Mushroom ketchup

I’ve seen references to mushroom ketchup (or catsup, whichever) in books and shows, all of them originating in the UK. I imagine this would be a very tasty sauce for beef and chicken. I’ve never seen this substance in the US, though. IS it commercially available in the United States? Am I just not shopping in the Right Places? Or is it just not available locally? I live in Texas.

I’m deathly allergic to mushrooms, but I hope this helps:

[Try here](http://www.seasonalchef.com/historybook.htm#Mushroom Catsup)

(In my biased opinion, I’ll settle for Heinz)

Anyway…from my (limited) research, I have gathered that this is an American recipe from the 19th Century, often employed by women in their pursuit of eligible male bachelors. I have not seen an English or European (Continental) recipes for this. Good luck. Or Bon Appetite. Whichever suits you in this endeavor!

A condiment consisting of a thick, smooth-textured, spicy sauce usually made from tomatoes.

Italics mine. Thank you, Lynn, for the education. Ketchup is more than the red (or, lately, green) tomato based goo.

Whoops! Thank you, Starbury

http://store.yahoo.com/ketchupworld/geowatmusket.html

All reference I’ve ever heard were from about a century ago. The above link is for an actual product still sold.

I still haven’t seen this mythical green catsup/ketchup, though I have seen manny, manny people talking about it here! I live in NJ…
to hijack the OP, has anyone seen this green ketchup in the Northeast of America?

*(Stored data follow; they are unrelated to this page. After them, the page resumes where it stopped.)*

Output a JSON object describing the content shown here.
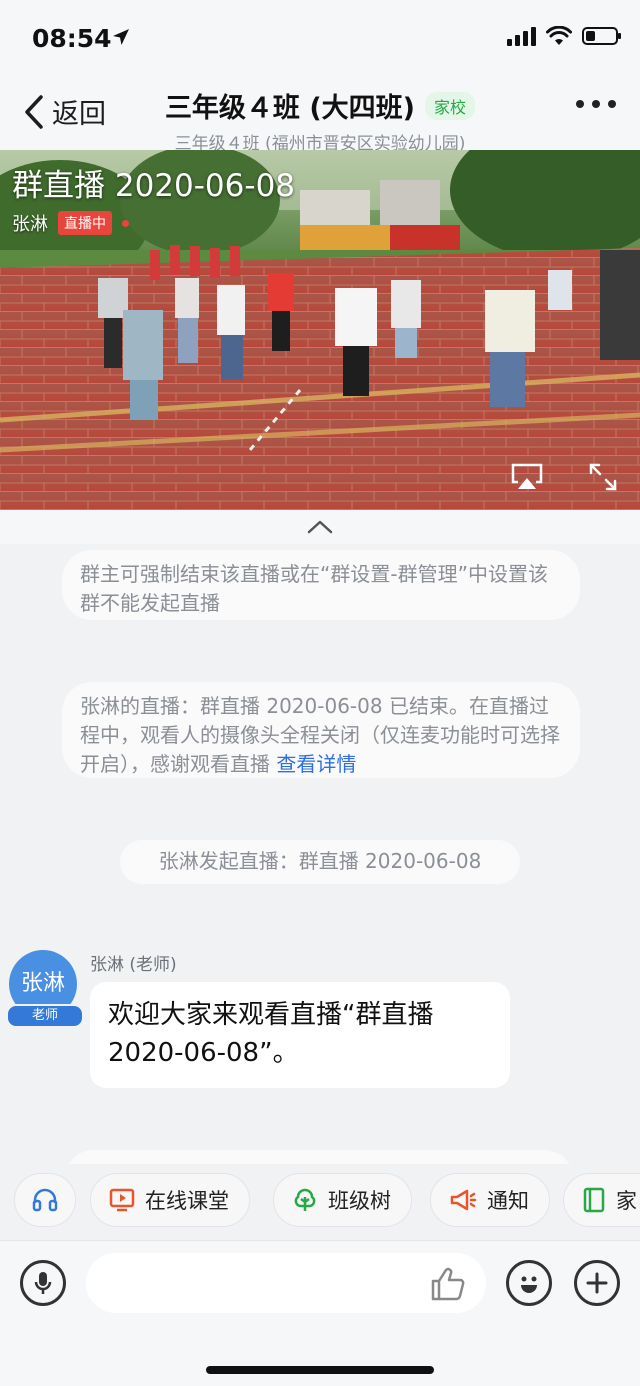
{
  "status_bar": {
    "time": "08:54",
    "battery_level": 0.3
  },
  "header": {
    "back_label": "返回",
    "title": "三年级４班 (大四班)",
    "badge": "家校",
    "subtitle": "三年级４班 (福州市晋安区实验幼儿园)"
  },
  "video": {
    "title": "群直播 2020-06-08",
    "host": "张淋",
    "live_label": "直播中"
  },
  "chat": {
    "sys_msg_1": "群主可强制结束该直播或在“群设置-群管理”中设置该群不能发起直播",
    "sys_msg_2": "张淋的直播：群直播 2020-06-08 已结束。在直播过程中，观看人的摄像头全程关闭（仅连麦功能时可选择开启），感谢观看直播",
    "sys_msg_2_link": "查看详情",
    "sys_msg_3": "张淋发起直播：群直播 2020-06-08",
    "message": {
      "avatar_text": "张淋",
      "avatar_tag": "老师",
      "sender": "张淋 (老师)",
      "text": "欢迎大家来观看直播“群直播 2020-06-08”。"
    }
  },
  "quick_actions": [
    {
      "label": "",
      "icon": "headset-icon"
    },
    {
      "label": "在线课堂",
      "icon": "play-screen-icon"
    },
    {
      "label": "班级树",
      "icon": "tree-icon"
    },
    {
      "label": "通知",
      "icon": "megaphone-icon"
    },
    {
      "label": "家",
      "icon": "book-icon"
    }
  ],
  "input_bar": {
    "placeholder": ""
  },
  "colors": {
    "accent": "#2f6fe0",
    "live": "#e8453c",
    "badge_green": "#27a844"
  }
}
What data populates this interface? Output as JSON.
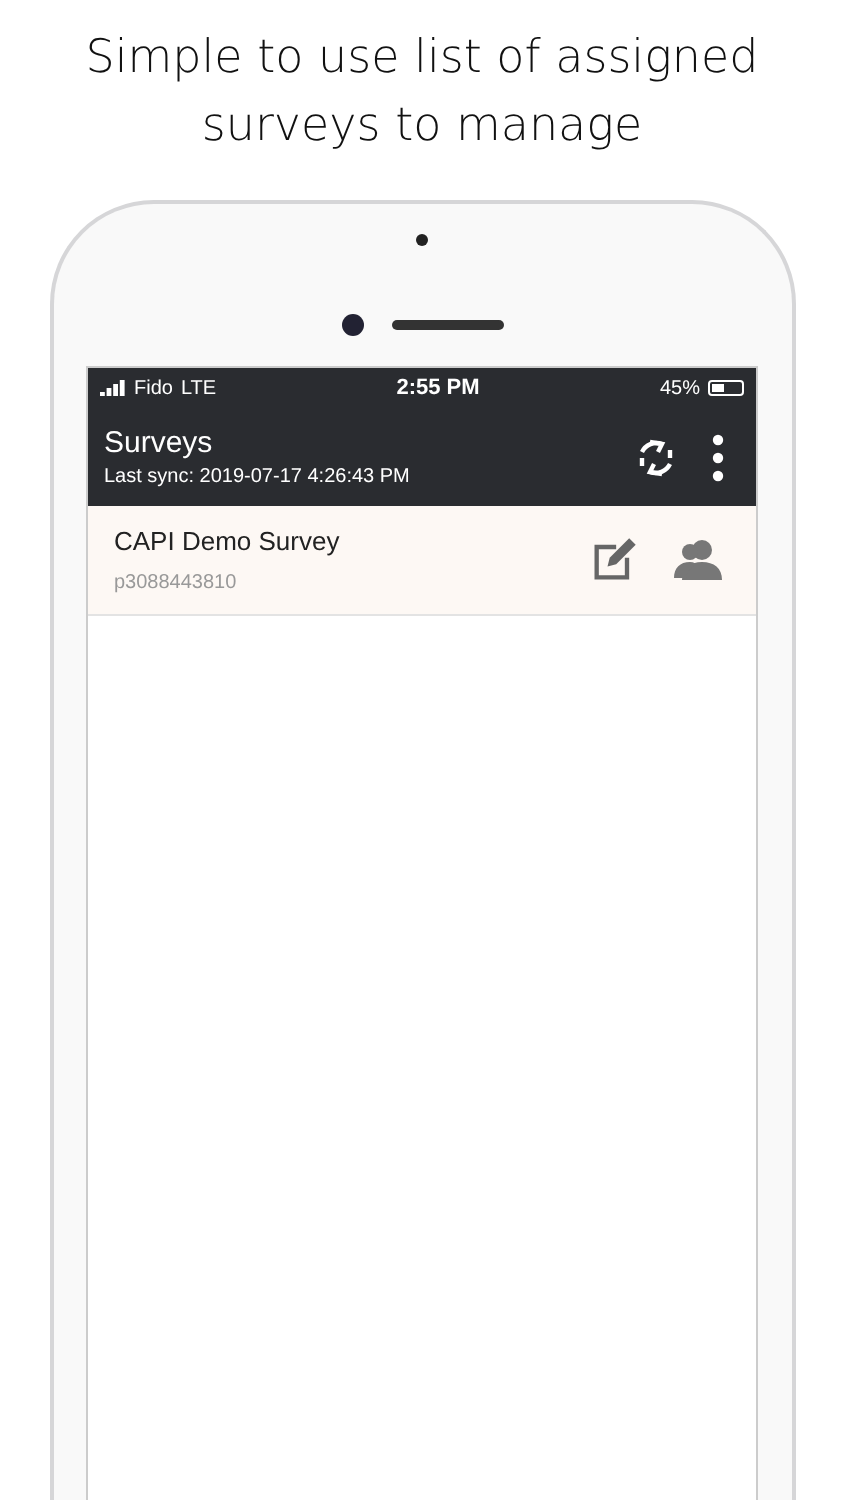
{
  "caption": "Simple to use list of assigned surveys to manage",
  "status_bar": {
    "carrier": "Fido",
    "network": "LTE",
    "time": "2:55 PM",
    "battery": "45%"
  },
  "toolbar": {
    "title": "Surveys",
    "subtitle": "Last sync: 2019-07-17 4:26:43 PM"
  },
  "surveys": [
    {
      "name": "CAPI Demo Survey",
      "id": "p3088443810"
    }
  ]
}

[Homer]mmmm…green ketchup…[/Homer]

From The Oxford Companion to Food by Alan Davidson:

Tomato ketchup is the best known and almost the only ketchup left nowadays although formerly there were many different kinds, the only common features being their salty taste, their concentrated texture, and the fact that they kept well. Although tomato ketchup contains and indeed tastes principally of sugar and vinegar, mushroom ketchup contains neither, and is nothing other than a salted mushroom extract, differing also from tomato ketchup in its liquid transparent consistency. C. Anne Wilson (1973) believes that mushroom ketchup was the first kind in Britian; people used to pickle mushrooms, intending to use the mushrooms, but then started using the pickle too, and finally took to using the pickle (pickling liquid) by itself.”

So, mushroom ketchup would actually be closer to Worcestershire Sauce rather than Heinz tomato ketchup.

Still, this would most likely be very good in using in a sauce for a beef dish.

FWIW, any Asian market, and quite a few big-chain supermarkets on the West Coast, carry banana ketchup.

If you feel like making your own, Lynn, here’s a recipe:

This, from the Encyclopedic Cookbook (which, despite Phobia’s assertion, is only half a century old :))

It also contains recipes for lemon catchup, grape-apple catchup, the ubiquitous tomato catchup, chili sauce (which in that incarnation is a sort of tomato-sweet pepper catsup that contains no chili(s)), and curing your own bacon and ham (you don’t see many recipes any more that begin, “Take 100 pounds of fresh ham…” :)), among many other things.

Thank you all…I guess I’ll just stick to gently sauteing mushrooms to make a sauce, if I want that flavor. I do NOT do canning.

The most recent edition of the Joy of Cooking has a recipe for mushroom ketchup … it’s a key ingredient in my family-recipe salad dressing.

Akatsukami:
I said that the references I had heard of were about a century old, and that is when it was popular in the recipie books. My link is to a modern day source of the stuff. It is available premade now, as in still around.